The universal confusion between translators and interpreters comes to light when members of legal profession develop a need for a certified translation. Consider the following hypothetical: A young litigation associate has an English-language legal document that needs to be translated into Italian. The case is filed with the Civil Branch of the Supreme Court of the State of New York, New York County. In order to introduce it as an exhibit at trial, a certified translation of the document is required. Not sure what ‘certified’ means, the associate picks up the phone and asks his legal translation company to arrange for the document to be translated by someone certified by the New York Courts.
Little does he know, there is an inherent problem with this request. There are several English-Italian interpreters residing in New York who are qualified to interpret in the state and federal court by virtue of their background and experience. None of them, however, are court-certified. That does not mean that the young litigation associate’s quest for a certified Italian translation is futile.

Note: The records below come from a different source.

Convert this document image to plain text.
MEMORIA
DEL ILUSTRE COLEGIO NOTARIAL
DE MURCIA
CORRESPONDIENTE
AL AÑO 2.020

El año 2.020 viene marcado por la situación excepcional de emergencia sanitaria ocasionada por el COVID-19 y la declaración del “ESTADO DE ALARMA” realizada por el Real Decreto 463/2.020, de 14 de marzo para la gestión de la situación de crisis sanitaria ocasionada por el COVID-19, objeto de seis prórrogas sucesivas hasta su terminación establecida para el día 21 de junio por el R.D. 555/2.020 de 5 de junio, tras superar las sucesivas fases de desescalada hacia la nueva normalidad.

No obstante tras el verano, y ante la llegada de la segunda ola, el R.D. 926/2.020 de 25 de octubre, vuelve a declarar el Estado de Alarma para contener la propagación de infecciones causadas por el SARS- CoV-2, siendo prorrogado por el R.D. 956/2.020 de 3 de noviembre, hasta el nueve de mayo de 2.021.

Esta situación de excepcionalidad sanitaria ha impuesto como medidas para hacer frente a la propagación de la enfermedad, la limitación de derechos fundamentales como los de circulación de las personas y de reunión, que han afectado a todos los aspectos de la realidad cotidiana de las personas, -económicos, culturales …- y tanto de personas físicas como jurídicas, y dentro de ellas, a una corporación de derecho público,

He just needs to realize that certified translations can and should be done by professional translators (who may or may not be certified, who may or may not be court interpreters, and who may or may not reside in New York), whose job is translating foreign-language documents.
In fact, Federal Rule of Evidence 604 states that “(a)n interpreter is subject to the provisions of these rules relating to qualification as an expert . . . .” Even though this rule explicitly applies only to interpreters (who translate spoken language), as opposed to translators (who translate written language), no less an authority than Prof. Edward Imwinkelried says, without qualification, that translators are expert witnesses, and the courts generally treat them as such.